Influence of fir root zone on soil structure in a 23 m forest transect: the fractal approach

Abstract

This paper reports the results of a joint colloidal chemistry and fractal approach to the study of aggregate structures in the A 1 (0–10 cm) and A 1(B) (20–30 cm) horizons of a sandy acid brown soil collected along a 23 m transect under three fir trees (eastern France, declined fir ecosystem). The amounts of both organic carbon and Al oxalate clearly discriminate between the two horizons studied but no significant root zone differences were observed. However, the A 1 horizons collected in the fir root zone contained much more polysaccharides than the corresponding non-root zone horizons, and root zone soil polysaccharides had both a plant and a microbial origin.

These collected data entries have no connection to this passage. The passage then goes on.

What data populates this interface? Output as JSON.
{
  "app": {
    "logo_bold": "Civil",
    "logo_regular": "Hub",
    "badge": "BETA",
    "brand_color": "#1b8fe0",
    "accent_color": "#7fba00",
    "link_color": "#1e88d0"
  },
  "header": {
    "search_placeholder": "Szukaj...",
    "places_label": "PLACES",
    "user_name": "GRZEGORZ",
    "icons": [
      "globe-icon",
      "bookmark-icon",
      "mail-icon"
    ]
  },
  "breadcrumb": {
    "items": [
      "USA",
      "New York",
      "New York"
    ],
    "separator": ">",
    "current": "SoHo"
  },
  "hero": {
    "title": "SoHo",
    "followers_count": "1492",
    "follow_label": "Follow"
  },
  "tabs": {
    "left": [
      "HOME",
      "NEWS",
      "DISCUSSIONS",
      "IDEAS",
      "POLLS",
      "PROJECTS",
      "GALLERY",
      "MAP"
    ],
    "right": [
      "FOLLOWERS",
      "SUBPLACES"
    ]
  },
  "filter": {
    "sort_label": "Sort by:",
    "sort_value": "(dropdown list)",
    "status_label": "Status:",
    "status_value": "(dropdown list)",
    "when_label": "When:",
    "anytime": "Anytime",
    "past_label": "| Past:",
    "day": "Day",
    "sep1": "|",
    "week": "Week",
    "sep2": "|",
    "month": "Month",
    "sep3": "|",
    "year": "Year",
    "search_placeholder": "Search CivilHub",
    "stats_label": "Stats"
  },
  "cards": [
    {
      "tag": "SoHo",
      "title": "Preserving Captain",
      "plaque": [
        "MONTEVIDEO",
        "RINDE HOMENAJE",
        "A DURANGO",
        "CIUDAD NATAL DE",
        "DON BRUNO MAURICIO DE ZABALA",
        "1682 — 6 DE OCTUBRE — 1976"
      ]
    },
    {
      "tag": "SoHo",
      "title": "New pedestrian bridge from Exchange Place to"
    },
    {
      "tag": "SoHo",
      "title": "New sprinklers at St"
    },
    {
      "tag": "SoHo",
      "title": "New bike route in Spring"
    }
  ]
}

The impact of a poorly-ordered Al hydrous oxides-organic matter balance (Al ox-C significant negative correlation) on both physico-chemical and structural characteristics of soil millimetric aggregates was demonstrated. The soil zero point of charge (ZPC) was mainly correlated both with positively charged poorly-ordered Al hydrous oxides and with negatively charged organic matter: ZPC = 7.3Al ox(%)−0.14C(%)+3.69 ( r=0.85; P<0.001) More porous and water-stable aggregates as fractal domains over a larger range of spatial scales were observed in the A 1, organic horizon rather than in the deeper Al-rich A 1 (B) horizon. Finally, the surface fractal dimension D s (as determined by mercury porosimetry) was found to be a better discriminator than the porosity between the root zone and non-root zone of the soils.